DETERMINING FAIR MARKET VALUE
As a professional REALTOR® my job is to commend a reasonable listing price range based on our estimates of what fair market value of your property is.
Fair market value is defined as: “A selling price for an item to which a buyer and seller can agree”. We will also keep you up to date on the market conditions throughout the listing period.
To determine Fair Market Value, I study the current market conditions as well as recent sales. Observing Active Listings helps us to understand who our competition will be. Pending or Conditionally Sold listings indicate what buyers are purchasing. It is reasonable to assume that they likely looked at some of the other Active Listings but in the end, they choose the one they bought. We look for indicators as to why they may have chosen that property over the others. Sold listings are the most important because they show us what price the Buyer & Seller agreed on “Fair Market Value”
FAQ’S ON PRICE
Who decides what the listing price should be?
My job is to provide you with accurate market information so that you can make an informed decision.
How do we make sure we don’t under price our house?
Taking the time to analyze the report and weigh that against the current market conditions will ensure you have confidently priced your house. Sellers have commented that they don't want to ‘give away' their house which is understandable but defining what that price would be is key. A Seller may have a number that they want or need their house to sell for, but it may not be a price that the current market can bear, so current market value may be a 'give away' price in their minds.
Can we price our house higher than recommended and then lower the price later if we don't get any showings?

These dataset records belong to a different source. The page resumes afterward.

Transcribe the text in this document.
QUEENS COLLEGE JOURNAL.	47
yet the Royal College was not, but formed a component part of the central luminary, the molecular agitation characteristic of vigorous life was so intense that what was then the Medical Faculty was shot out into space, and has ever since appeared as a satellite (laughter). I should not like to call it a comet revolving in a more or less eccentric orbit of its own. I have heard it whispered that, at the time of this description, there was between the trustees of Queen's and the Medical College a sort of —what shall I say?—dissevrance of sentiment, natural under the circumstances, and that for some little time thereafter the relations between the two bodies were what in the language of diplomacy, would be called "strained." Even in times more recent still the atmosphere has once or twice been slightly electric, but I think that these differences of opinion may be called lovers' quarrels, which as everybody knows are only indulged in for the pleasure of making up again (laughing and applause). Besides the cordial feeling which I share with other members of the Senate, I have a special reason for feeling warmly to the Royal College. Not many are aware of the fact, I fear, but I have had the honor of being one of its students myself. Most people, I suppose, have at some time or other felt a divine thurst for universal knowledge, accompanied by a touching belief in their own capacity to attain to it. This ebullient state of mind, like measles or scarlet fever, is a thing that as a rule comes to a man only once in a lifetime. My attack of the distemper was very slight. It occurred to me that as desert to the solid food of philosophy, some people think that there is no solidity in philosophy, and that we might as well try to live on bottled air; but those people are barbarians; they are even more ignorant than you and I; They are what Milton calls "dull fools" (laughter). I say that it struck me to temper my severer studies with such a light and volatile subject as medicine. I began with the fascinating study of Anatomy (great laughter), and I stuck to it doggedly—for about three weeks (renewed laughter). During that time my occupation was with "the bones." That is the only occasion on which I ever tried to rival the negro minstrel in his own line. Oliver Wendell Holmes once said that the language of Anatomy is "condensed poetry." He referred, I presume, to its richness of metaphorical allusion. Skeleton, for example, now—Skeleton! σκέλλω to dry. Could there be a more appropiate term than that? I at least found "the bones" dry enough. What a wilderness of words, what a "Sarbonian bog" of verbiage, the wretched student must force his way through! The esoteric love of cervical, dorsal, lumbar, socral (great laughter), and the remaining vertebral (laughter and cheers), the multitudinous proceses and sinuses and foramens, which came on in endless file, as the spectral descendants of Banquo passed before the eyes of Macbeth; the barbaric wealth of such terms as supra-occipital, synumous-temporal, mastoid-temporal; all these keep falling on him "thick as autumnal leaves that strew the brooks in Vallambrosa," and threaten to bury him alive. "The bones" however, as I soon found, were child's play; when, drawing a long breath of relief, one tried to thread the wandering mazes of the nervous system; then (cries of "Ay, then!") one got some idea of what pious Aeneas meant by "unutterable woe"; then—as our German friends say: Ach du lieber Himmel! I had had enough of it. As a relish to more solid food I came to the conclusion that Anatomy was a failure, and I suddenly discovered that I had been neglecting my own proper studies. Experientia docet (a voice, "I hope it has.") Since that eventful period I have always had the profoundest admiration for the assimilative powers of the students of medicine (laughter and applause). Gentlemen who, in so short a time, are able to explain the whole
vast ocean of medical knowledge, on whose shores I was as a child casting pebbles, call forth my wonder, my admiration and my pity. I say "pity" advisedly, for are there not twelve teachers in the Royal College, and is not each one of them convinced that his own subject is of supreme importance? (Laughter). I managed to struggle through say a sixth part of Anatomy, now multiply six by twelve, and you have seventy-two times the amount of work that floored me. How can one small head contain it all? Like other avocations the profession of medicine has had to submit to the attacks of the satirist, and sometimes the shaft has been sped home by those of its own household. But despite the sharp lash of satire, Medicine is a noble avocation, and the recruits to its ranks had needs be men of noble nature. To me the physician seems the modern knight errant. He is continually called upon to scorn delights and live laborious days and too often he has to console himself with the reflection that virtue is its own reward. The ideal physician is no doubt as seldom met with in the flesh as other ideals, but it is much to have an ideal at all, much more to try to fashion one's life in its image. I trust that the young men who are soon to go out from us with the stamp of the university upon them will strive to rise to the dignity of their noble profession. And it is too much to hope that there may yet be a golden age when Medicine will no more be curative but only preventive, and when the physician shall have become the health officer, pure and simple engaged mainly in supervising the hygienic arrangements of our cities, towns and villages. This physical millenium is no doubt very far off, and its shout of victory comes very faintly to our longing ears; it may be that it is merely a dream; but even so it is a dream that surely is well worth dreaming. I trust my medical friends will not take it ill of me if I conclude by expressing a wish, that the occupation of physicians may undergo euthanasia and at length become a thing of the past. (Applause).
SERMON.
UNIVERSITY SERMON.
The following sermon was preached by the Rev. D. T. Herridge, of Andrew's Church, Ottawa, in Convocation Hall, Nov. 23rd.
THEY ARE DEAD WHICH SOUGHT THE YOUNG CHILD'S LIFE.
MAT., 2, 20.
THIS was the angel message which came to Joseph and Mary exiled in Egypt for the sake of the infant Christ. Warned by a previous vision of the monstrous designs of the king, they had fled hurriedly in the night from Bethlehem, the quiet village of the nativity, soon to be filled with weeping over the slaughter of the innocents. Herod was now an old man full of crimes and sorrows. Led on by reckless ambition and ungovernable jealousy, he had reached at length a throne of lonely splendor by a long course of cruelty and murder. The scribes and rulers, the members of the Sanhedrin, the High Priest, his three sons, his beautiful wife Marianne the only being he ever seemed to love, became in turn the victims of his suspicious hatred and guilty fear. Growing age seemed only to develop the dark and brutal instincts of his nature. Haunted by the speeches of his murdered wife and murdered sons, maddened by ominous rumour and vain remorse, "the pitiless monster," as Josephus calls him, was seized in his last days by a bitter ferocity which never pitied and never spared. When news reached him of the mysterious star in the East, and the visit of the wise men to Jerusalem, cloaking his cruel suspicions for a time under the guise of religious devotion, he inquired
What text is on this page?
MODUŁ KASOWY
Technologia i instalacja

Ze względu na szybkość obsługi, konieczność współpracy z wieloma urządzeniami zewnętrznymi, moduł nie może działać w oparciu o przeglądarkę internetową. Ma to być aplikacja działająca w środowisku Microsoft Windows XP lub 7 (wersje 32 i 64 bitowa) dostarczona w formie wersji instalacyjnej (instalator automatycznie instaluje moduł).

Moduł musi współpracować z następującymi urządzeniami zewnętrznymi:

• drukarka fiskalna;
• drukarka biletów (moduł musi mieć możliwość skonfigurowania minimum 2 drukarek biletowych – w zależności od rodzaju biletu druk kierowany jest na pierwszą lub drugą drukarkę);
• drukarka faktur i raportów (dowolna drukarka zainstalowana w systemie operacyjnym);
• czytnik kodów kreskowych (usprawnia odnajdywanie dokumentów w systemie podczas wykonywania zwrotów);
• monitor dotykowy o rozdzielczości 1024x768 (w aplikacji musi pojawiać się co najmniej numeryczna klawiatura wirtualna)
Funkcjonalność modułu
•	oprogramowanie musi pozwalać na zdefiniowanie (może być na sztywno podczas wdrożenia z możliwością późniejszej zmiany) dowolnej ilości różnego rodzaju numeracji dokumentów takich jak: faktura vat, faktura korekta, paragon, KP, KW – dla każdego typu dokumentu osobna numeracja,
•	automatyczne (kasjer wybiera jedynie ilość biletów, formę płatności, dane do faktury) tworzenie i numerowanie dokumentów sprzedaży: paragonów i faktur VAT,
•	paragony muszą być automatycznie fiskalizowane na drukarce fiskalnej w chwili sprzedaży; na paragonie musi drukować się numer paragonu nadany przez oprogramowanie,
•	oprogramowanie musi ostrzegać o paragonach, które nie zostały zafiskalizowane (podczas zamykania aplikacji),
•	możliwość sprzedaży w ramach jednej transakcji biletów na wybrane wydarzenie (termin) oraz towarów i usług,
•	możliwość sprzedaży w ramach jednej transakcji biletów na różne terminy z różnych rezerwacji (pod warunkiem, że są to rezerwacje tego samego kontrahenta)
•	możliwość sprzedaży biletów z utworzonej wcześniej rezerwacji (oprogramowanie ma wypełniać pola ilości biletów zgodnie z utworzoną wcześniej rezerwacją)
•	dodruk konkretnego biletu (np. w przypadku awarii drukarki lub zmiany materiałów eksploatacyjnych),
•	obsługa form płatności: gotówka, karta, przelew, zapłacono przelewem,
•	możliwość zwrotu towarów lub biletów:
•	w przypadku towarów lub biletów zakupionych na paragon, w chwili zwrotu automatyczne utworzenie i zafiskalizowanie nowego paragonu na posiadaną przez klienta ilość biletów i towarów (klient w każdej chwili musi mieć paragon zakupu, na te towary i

That is one strategy that some Sellers use however it is not one that we recommend. Over a two-year period, John Knight analyzed real estate sales in northern California, and he came to the following conclusion; 'Houses whose prices are changed sell for less than homes with no price revisions” John Knight, Professor of Real Estate University of the Pacific. The old adage states, 'You only get one chance to make a good first impression' and that applies to real estate pricing too. If a house is priced too high to begin with, the Sellers are often 'chasing' the market after that to stay competitive. An overpriced listing will not generate a market value offer from a Buyer. From experience, I can assure you that when a listing is overpriced the Buyer will start low and the Seller is never negotiating from a strong position.
When will my house sell?
I can tell you how long similar houses have been on the market but it's impossible to predict how long it will take to find a Buyer for your house. It's been in my experience that houses priced at market value sell under the average days on the market (DOM). Predictably most houses that sell near or longer than the average days on the market have experienced at least one price reduction and in some cases many.
Where do Buyer’s get their market information from?
I will never show this report to a prospective Buyer; this is highly confidential. However, when we represent a Buyer, we do prepare a similar report of sales and active listings to ensure the Buyer is well informed on what the market is doing. Buyers will likely have looked at many of the competing listings and will have established a market value from viewing the other houses.